The IP law system isn’t prepared to deal with issues of artificial intelligence “because it wasn’t anticipated,” O’Malley said. “The Supreme Court has often said the law can adapt to some changes but we can’t just decide to change the law because we didn’t anticipate some scientific change.”

US Says Oil Companies’ WWII-Era Cleanup Cost Claims Barred

Reported by Juan Carlos Rodriguez at Law360

The federal government petitioned the Federal Circuit this week to vacate the damages awarded to Shell Oil and other oil companies by the Court of Federal Claims. Juan Carlos Rodriguez covered the opening brief by the government which argued that a previous case which had already awarded approximately $100 million in damages and previously affirmed by the Federal Circuit covered the claims presented in the current case.

“The Shell I trial court asserted jurisdiction over the entire complaint and issued a final and conclusive judgment,” the government said. “Thus, any future costs that the oil companies were seeking were either contained in that judgment or, specifically regarding the future costs the oil companies currently seek, were extinguished when the Shell I judgment became final.”

The claims arise from the cleanup of pollution near Fullerton, California caused by the production of aviation fuel during World War II. The oil companies had asked for and received $1.6 million for the incurred costs since the previous case, but the government argues that res judicata applies to the claims and precludes recovery.

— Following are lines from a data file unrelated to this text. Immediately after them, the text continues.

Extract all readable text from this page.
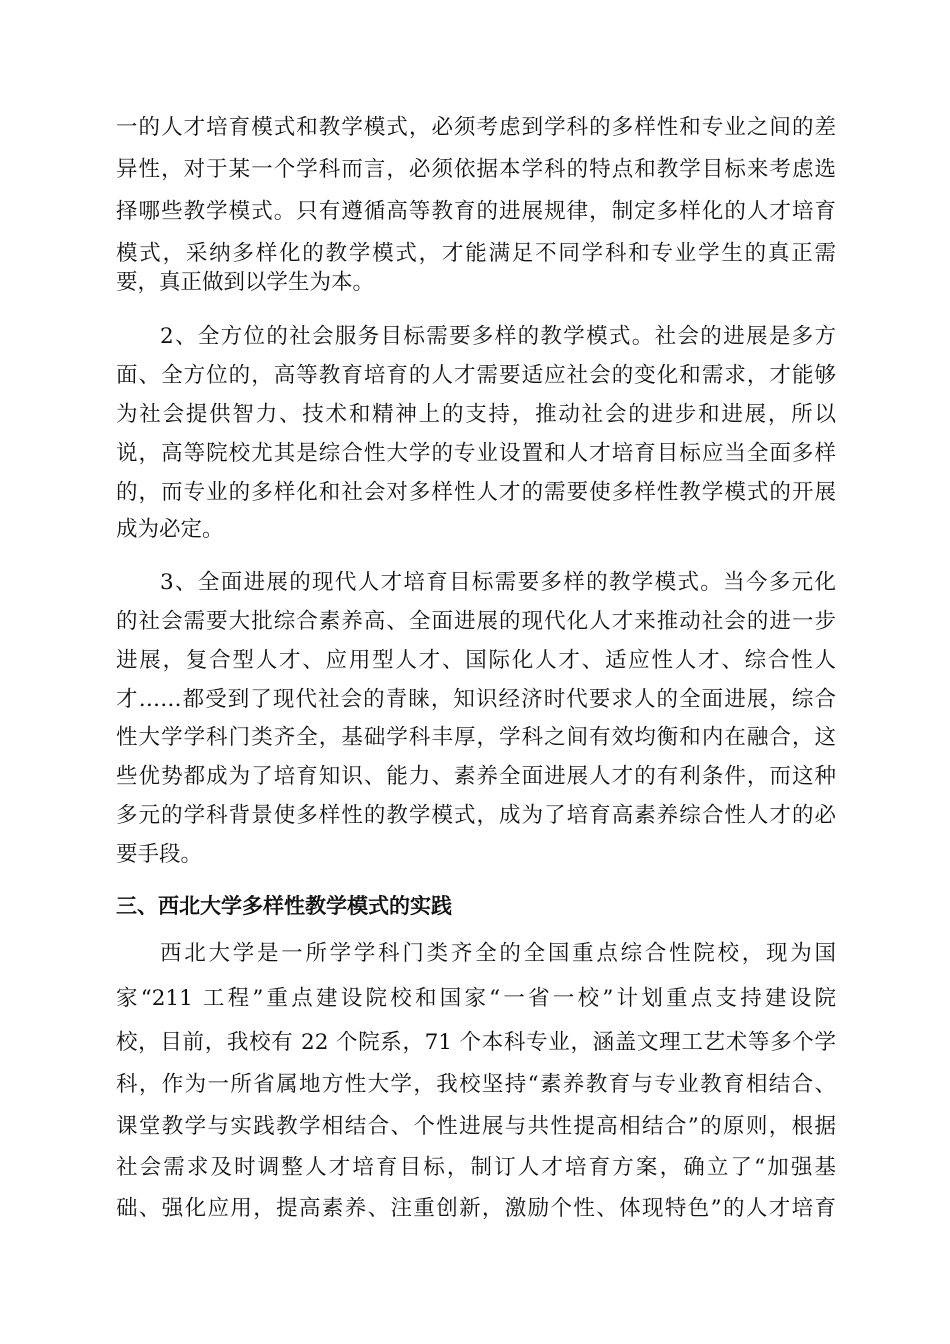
一的人才培育模式和教学模式，必须考虑到学科的多样性和专业之间的差
异性，对于某一个学科而言，必须依据本学科的特点和教学目标来考虑选
择哪些教学模式。只有遵循高等教育的进展规律，制定多样化的人才培育
模式，采纳多样化的教学模式，才能满足不同学科和专业学生的真正需
要，真正做到以学生为本。
2、全方位的社会服务目标需要多样的教学模式。社会的进展是多方
面、全方位的，高等教育培育的人才需要适应社会的变化和需求，才能够
为社会提供智力、技术和精神上的支持，推动社会的进步和进展，所以
说，高等院校尤其是综合性大学的专业设置和人才培育目标应当全面多样
的，而专业的多样化和社会对多样性人才的需要使多样性教学模式的开展
成为必定。
3、全面进展的现代人才培育目标需要多样的教学模式。当今多元化
的社会需要大批综合素养高、全面进展的现代化人才来推动社会的进一步
进展，复合型人才、应用型人才、国际化人才、适应性人才、综合性人
才……都受到了现代社会的青睐，知识经济时代要求人的全面进展，综合
性大学学科门类齐全，基础学科丰厚，学科之间有效均衡和内在融合，这
些优势都成为了培育知识、能力、素养全面进展人才的有利条件，而这种
多元的学科背景使多样性的教学模式，成为了培育高素养综合性人才的必
要手段。
三、西北大学多样性教学模式的实践
西北大学是一所学学科门类齐全的全国重点综合性院校，现为国
家“211 工程”重点建设院校和国家“一省一校”计划重点支持建设院
校，目前，我校有 22 个院系，71 个本科专业，涵盖文理工艺术等多个学
科，作为一所省属地方性大学，我校坚持“素养教育与专业教育相结合、
课堂教学与实践教学相结合、个性进展与共性提高相结合”的原则，根据
社会需求及时调整人才培育目标，制订人才培育方案，确立了“加强基
础、强化应用，提高素养、注重创新，激励个性、体现特色”的人才培育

Olaplex, L’Oréal Lose Federal Circuit Appeals Over Haircare Patent

Reported by Rory O’Neill at World Intellectual Property Review

The Federal Circuit issued an opinion on Wednesday affirming the PTAB’s decision to invalidate Olaplex’s patent claims as obvious but leave the other claims of the patent untouched. Rory O’Neill summarizes the case where Olaplex sought to have the invalidation of the claims reversed, but L’Oréal also appealed to have the remaining claims also invalidated.

Olaplex and L’Oréal have been wrapped up in litigation over patents covering types of keratin treatments since early 2017. So far, Olaplex has had the upper hand—the dispute has already seen high-profile judgments in the startup’s favour issued by the UK Supreme Court, as well as a $50 million award from a Delaware district judge.

The Federal Circuit determined that the PTAB’s decision to invalidate was supported by “substantial evidence” and that L’Oréal did not satisfy its burden of demonstrating the unpatentability of the remaining claims.